Il piano anti-tasse di Veltroni somiglia a un piano anti-Prodi
30 Agosto 2007
Walter Veltroni ha affidato alla Repubblica di oggi il suo piano in dieci mosse per domare il fisco italiano. Si tratta di un interessante e ambizioso programma che, pur destando qualche perplessità, è difficile non condividere nella sostanza. Anche a una lettura superficiale, però, sorgono due domande.
La prima: come può Veltroni, contemporaneamente, esporre questi obiettivi e sostenere convintamente il governo in carica? Non solo, infatti, l’esecutivo non si è mosso nella direzione indicata dal sindaco di Roma, ma finora ha assunto decisioni esattamente opposte. Per esempio, il futuro leader del Partito democratico invoca una riduzione della pressione fiscale addirittura di due punti di Pil (che ci riporterebbero al livello del prelievo dei primi anni Novanta), mentre con la finanziaria dell’anno scorso Romano Prodi ha disfatto una delle due o tre conquiste del quinquennio berlusconiano, e cioè il taglio delle aliquote. Veltroni chiede anche una “riqualificazione della spesa pubblica” con la “misurazione dei risultati, premio al merito, penalizzazione del disimpegno; ristrutturazioni e razionalizzazioni nella pubblica amministrazione; eliminazione delle tante duplicazioni e sovrapposizioni di funzioni e uffici pubblici oggi esistenti”: proprio il contrario di quel che il governo ha fatto finora.
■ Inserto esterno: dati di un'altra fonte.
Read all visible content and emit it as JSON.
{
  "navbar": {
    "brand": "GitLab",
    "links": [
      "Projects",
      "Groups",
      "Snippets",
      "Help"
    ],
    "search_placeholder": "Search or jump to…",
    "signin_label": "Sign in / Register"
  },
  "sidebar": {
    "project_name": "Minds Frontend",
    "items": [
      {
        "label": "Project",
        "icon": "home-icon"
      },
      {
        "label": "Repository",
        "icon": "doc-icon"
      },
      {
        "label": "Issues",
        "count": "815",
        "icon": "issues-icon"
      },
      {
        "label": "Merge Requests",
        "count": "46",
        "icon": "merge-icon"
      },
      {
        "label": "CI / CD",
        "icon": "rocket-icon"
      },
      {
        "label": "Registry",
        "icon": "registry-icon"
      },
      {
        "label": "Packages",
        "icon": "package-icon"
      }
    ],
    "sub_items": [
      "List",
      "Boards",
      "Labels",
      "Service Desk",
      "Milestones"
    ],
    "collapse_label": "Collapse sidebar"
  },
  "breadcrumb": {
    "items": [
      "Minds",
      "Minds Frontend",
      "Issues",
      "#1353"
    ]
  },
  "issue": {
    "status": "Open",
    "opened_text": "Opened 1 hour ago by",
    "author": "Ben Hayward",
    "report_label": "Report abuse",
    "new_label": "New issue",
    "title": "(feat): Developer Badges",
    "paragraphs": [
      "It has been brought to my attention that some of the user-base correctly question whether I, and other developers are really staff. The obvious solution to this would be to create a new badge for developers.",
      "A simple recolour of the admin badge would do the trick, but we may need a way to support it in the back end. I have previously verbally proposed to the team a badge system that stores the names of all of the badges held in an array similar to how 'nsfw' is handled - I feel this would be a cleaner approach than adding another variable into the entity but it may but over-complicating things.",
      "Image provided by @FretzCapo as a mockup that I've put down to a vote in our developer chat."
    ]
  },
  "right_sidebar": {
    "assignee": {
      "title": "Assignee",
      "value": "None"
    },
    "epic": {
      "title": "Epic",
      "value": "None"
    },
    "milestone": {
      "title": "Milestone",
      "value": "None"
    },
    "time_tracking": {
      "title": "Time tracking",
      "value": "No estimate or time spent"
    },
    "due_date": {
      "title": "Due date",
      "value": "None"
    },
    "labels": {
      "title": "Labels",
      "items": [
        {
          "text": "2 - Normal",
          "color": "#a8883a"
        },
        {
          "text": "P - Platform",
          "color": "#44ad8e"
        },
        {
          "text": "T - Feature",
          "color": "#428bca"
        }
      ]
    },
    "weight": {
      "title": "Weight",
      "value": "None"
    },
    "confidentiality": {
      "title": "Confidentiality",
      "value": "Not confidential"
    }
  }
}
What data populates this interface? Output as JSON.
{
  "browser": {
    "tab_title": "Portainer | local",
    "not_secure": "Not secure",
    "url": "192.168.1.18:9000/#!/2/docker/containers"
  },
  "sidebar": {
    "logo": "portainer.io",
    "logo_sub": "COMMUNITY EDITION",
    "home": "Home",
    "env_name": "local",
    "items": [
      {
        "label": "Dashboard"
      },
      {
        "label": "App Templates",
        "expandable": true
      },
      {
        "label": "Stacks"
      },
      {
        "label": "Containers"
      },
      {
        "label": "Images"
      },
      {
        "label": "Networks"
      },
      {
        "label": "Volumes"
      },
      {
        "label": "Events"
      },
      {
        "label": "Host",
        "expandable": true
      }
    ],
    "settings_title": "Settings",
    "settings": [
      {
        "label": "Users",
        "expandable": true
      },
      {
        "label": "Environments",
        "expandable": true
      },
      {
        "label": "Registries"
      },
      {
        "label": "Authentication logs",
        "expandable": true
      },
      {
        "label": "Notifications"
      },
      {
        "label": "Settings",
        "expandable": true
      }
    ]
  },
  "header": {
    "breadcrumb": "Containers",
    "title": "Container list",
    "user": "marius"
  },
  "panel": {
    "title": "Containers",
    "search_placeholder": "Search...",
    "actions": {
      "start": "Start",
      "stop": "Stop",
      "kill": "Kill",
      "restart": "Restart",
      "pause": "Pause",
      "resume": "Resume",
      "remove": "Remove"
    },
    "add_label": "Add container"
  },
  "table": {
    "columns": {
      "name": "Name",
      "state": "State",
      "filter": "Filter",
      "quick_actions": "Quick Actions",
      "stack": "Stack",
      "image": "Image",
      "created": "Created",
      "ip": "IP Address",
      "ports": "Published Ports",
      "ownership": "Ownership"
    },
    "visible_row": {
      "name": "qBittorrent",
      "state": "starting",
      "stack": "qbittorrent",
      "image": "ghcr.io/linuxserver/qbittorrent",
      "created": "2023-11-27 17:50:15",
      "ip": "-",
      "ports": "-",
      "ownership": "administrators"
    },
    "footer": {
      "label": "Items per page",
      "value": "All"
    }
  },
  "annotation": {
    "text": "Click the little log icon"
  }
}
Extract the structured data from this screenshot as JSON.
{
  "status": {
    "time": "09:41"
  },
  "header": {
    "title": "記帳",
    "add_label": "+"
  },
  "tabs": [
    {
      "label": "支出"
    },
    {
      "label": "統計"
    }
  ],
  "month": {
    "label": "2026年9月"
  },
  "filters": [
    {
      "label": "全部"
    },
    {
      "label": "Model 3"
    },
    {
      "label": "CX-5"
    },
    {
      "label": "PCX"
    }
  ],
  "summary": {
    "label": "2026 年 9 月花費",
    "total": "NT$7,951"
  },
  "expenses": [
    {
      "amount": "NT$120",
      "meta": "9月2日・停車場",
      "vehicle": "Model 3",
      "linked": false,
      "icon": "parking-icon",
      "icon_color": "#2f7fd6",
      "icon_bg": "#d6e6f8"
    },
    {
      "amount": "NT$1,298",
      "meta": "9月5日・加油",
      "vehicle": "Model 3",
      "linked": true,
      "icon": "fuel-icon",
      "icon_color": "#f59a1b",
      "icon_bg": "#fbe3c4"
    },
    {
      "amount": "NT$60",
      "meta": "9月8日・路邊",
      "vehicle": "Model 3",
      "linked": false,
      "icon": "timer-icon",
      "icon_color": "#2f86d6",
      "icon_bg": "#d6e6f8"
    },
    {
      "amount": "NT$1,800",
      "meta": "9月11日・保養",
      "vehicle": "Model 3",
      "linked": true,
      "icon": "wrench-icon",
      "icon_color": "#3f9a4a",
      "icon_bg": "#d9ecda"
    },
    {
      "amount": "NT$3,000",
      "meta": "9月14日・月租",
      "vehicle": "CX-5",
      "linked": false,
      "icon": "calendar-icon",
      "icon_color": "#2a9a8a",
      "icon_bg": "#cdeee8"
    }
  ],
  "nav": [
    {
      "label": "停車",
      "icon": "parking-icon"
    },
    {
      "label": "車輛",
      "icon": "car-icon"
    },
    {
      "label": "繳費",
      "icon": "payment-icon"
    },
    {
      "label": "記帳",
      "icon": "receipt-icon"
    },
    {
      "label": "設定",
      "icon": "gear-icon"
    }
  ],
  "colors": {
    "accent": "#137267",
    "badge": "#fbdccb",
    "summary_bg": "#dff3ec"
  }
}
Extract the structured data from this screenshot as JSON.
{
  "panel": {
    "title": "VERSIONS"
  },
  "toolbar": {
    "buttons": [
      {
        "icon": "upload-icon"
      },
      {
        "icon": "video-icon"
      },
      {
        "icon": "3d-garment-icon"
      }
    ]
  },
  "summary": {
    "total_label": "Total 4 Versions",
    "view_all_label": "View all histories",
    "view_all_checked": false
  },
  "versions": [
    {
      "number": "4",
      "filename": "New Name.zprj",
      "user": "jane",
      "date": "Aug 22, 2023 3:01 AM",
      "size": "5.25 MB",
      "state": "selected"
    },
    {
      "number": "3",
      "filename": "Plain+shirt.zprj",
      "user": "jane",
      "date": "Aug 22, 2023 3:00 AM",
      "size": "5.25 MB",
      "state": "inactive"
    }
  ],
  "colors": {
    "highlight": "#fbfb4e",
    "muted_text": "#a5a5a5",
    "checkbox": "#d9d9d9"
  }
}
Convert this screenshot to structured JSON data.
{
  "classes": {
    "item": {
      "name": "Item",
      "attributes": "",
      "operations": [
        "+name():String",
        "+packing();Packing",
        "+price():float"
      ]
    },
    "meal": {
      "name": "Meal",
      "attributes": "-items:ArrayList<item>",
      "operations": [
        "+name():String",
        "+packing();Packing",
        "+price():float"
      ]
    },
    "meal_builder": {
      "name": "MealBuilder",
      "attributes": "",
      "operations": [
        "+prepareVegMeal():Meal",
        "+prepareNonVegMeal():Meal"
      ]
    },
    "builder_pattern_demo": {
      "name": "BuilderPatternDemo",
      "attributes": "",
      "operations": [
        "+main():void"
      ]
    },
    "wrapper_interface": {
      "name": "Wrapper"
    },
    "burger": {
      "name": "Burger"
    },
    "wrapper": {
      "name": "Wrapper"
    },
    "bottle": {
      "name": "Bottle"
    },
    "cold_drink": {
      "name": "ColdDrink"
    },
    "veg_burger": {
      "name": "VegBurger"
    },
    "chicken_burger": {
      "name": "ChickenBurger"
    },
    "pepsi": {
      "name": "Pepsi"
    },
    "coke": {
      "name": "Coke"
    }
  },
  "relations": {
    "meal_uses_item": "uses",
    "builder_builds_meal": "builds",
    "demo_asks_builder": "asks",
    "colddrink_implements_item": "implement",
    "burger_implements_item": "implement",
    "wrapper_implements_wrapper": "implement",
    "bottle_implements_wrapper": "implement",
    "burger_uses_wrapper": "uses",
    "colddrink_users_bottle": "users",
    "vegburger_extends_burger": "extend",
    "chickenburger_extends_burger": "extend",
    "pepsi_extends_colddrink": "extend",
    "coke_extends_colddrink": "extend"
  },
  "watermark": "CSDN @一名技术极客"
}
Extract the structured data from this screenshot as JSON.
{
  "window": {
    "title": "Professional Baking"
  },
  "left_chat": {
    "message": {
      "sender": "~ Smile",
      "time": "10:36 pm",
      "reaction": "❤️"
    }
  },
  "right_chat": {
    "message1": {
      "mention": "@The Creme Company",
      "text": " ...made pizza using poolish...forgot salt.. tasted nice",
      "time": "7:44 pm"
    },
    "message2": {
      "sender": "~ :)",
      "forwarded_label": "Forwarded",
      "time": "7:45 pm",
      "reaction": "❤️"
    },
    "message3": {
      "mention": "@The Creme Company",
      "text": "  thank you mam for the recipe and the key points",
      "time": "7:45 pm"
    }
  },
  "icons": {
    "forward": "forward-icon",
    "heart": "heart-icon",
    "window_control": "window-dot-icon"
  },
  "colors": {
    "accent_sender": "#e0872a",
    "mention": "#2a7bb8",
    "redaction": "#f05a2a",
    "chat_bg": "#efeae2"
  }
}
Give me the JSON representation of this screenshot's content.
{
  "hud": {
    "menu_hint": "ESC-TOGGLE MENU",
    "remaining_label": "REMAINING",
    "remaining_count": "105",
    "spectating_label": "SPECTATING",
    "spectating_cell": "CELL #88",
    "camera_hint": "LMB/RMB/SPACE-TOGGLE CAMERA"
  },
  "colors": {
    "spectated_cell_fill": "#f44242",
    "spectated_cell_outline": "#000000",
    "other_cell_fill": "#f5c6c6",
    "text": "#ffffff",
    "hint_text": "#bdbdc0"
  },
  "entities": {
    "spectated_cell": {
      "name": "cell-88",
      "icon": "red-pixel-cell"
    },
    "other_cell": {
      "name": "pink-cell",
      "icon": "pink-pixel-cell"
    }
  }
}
Dalle elezioni del 2006, la spesa pubblica è aumentata, non diminuita, la riforma pensionistica è stata messa sotto attacco, e l’intero dibattito interno al centrosinistra ha visto i riformisti – che chiedevano quel che oggi propone Veltroni – in una posizione sostanzialmente marginale, mentre la discussione non era se, ma quanto la spesa pubblica e le imposte andassero fatti crescere.
La seconda questione è una conseguenza diretta della prima: il governo non ha fatto tutto ciò per mero sadismo, ma perché tenuto sotto scacco dalla sinistra massimalista, che può contare su circa un terzo dei parlamentari di maggioranza ed è determinante soprattutto al Senato, dove la sopravvivenza dell’esecutivo dipende dai mal di pancia biologici e politici dei senatori. Quanti, tra gli eletti e gli elettori di Rifondazione, dei Comunisti italiani, dei Verdi, della Sinistra democratica, e fors’anche delle costole meno dinamiche di Ds e Margherita si riconoscono in un programma fiscale che, senza essere rivoluzionario, volge comunque la prua decisamente a destra? E quindi: cos’ha in mente Veltroni per il dopo-Prodi? Forse il primo cittadino della Capitale sta giocando d’anticipo per non lasciarsi rubare – in primis da Enrico Letta – la carta della riforma fiscale; forse, dunque, dietro il fumo elettorale c’è poco arrosto. Ma se W. fa sul serio, allora le prossime elezioni potrebbero presentare uno scenario politico del tutto inedito, in cui il Pd si separa, dolorosamente e definitivamente, dalla sinistra massimalista. Sarebbe un grande passo avanti per la qualità della sua proposta politica, in quanto l’esperienza degli ultimi anni ha mostrato che coalizioni troppo eterogenee non riescono a esprimere una reale cultura di governo. Resta da capire dove realmente voglia andare a parare Veltroni, e con quale credibilità possa farlo.